温叙赶来时李时锦已经中了毒镖晕死过去了,即便是晕倒她还护在裴晟身前。他冲上前把李时锦抱起来,李时锦的胸口中缓缓地流出黑红色的毒血。
林外宾客们听到了异动,他们纷纷放下了酒杯好奇地看向林中。谢映红眯着眼看着林中似乎有人冲了出来,她模糊地看着一道红白交加的身影骑着马朝他们跑了过来,貌似……
“公女?”
周娘子的一句话让谢映红愣了片刻,她下意识觉得大事不妙扶着腰往外跑。
“女君!女君您慢些!”
宾客们不明所以只看着谢家女君好像跟发了疯一样挺着大肚子往外跑,他们也随着跟了上去。
马蹄声渐进,一阵血腥味传入了众人的鼻子里。
温叙怀里抱着李时锦纵马来到众人面前,他从单手抱着李时锦从马上下来,腿下却一软跪倒在地上,温叙没有用手撑住地,而是紧紧地护着李时锦的头。
“温大人!温大人!这是怎么了!”谢映红急匆匆地赶过来,她看着跪在地上身子发抖的温叙一时之间也哽住了。
温叙没有说话,他踉跄地从地上爬起来然后朝着马车跑过去,他身后的府兵扛着裴晟也紧随其后。
“有刺客!诸位宾客快行离开!”
周娘子指着温叙走过的地上流下的一滩血迹惊恐的大喊道:“有血!”
周围的人听见有血和刺客吓得尖叫连连,鸟雀失散,喜气洋洋的生辰宴变成了一场混乱的灾难
。
奔驰的马车上,温叙正在为李时锦检查伤口,只见泛着紫光的毒镖已经刺入了胸口,他看了看毒血的颜色又嗅了气味,依照他之前几年的经验判断,这是西域的一种叫刺心的毒。
一旦毒素蔓延到心脏,人就必死无疑了!
温叙直接将李时锦的衣衫脱下来,他也不顾什么君子风范,什么男女有别,只想着救李时锦的命。他衬着帕子将毒镖从李时锦的胸口拔了下来,李时锦闷哼了一声,呼吸加快了一些。
黑色的毒血还在流着,这说明毒已经开始侵入身体了,得把毒血吸出来。
温叙沉着目光将李时锦放在自己的膝上,他轻声说了句:“对不起”然后便俯身开始吸李时锦伤口里的毒血。
马车停在太守府邸后,随行的高娘子打开了车门,她看见躺在温叙怀里的李时锦呼吸绵长,面色也慢慢红润了过来。
她心中虽然诧异但还是不容犹豫地对身后的人说:“快来人把公女抬下去!”
李时锦被府里的婆子背着放在了卧房里,匆匆赶来的医师们马上进行救治。
现在已是晚上,太守府冰火两重天。李时锦房外死一样的寂静,而另一个院子里谢映红正在奋力生产着,谢映红受了惊早产了。

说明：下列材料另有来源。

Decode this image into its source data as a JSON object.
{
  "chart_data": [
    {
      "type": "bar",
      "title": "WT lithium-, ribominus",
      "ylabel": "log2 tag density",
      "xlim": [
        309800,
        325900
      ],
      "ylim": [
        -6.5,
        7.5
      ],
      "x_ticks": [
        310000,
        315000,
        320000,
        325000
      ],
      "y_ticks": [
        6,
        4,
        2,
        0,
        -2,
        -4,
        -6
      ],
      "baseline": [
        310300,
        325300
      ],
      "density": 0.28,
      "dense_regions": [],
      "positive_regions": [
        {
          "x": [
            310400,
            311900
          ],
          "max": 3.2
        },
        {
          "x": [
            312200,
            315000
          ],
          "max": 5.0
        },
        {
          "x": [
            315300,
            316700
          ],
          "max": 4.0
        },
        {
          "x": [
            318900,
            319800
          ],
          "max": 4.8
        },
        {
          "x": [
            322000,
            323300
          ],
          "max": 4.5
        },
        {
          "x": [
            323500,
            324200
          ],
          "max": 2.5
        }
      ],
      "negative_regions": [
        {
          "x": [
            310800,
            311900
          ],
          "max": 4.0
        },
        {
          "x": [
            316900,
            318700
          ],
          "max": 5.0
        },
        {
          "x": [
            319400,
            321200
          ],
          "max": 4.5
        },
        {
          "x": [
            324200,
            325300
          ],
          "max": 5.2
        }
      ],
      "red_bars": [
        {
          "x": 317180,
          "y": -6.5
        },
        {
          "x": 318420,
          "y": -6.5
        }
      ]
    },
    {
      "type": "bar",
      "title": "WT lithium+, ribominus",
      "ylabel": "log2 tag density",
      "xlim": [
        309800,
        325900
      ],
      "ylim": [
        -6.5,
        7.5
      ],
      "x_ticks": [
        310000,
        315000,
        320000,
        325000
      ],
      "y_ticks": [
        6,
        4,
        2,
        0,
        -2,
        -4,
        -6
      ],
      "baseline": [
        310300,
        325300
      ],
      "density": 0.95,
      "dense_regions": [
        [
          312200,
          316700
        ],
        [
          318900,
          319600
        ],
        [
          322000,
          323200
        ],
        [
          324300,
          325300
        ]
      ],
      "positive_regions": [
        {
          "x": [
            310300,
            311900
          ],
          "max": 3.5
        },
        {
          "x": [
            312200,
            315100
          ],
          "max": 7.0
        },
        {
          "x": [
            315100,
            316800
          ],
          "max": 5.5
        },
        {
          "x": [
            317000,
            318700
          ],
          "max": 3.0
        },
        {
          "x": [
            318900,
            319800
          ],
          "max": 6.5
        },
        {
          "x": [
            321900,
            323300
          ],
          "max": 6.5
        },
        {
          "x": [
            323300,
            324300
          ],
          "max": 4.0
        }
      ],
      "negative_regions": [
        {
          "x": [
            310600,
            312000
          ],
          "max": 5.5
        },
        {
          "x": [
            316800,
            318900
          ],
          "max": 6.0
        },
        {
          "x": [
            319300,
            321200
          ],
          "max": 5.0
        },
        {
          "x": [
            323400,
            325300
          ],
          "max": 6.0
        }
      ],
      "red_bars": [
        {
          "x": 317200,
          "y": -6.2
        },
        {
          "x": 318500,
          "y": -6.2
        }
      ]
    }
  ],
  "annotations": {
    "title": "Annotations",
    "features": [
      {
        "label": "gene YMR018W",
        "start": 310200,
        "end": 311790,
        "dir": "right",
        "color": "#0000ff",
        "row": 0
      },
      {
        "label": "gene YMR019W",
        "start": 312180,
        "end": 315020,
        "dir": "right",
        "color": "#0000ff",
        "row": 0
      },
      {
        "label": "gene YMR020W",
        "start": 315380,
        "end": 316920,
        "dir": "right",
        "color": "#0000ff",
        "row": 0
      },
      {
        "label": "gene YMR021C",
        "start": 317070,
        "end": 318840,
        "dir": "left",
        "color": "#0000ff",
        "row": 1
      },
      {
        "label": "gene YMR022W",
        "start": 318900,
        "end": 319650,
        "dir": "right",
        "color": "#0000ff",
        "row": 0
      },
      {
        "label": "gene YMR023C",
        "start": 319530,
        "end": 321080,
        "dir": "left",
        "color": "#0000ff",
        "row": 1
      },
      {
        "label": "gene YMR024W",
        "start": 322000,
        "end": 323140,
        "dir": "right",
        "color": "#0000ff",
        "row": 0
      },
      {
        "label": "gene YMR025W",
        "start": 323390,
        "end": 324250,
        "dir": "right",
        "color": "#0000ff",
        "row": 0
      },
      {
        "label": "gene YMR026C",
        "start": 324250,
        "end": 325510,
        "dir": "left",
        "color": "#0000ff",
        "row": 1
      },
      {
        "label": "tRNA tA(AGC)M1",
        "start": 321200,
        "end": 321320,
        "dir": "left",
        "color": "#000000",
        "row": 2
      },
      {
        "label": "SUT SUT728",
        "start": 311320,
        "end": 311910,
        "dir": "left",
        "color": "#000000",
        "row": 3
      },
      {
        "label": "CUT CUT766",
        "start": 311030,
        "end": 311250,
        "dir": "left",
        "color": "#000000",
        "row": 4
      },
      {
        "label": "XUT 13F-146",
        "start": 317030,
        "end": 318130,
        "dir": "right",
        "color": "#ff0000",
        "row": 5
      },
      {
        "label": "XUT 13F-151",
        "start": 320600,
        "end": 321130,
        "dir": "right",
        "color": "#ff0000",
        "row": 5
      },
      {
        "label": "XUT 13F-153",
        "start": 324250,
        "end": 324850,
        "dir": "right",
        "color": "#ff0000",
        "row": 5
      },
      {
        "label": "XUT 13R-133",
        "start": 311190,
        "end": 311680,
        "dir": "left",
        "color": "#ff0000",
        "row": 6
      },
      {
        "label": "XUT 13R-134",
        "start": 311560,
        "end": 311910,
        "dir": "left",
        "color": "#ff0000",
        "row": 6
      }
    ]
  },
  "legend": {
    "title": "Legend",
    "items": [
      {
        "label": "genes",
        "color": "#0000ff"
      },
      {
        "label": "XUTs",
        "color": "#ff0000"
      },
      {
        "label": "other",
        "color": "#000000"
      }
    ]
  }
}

吱呀一声尘封着的房门终于被推开了,医师们到温叙面前说:“回禀府君小公女保住性命了,只是此毒泼辣,小公女心脉或许受损。”或许是怕众人难过,医
师又补充道:“幸亏府君为小公女及时处理了伤口,要不然小公女活不下去。”
温叙没说话,他看了一眼高娘子,高娘子立马说:“男女有别,是我给小公女处理的伤口。”
医师们点了点头心想也是,府君正人君子怎么会为小公女脱衣处理伤口。
“小公女的身子得好好养着,等伤口愈合之后再看心脉是否受损。”
“多谢诸位尽力医治,我家府君为诸位备了茶点请用了再走吧。”
高娘子将医师们支开了,她看向依旧沉默的温叙不解的问道:“若是刚才众人都以为是府君为小公女处理了伤口,不仅小公女会感激您,齐国公也会为了女儿的名声把小公女嫁给您的。”
“趁人之危让她失了名声嫁给我,我不能这样做,她会不高兴。”
“府君,有时候您实在太墨守成规了。这样公女迟早被世子爷夺走,今日您也知道,公女是为了保护世子爷才受伤的。”
温叙缓了一口气,他早就知道了。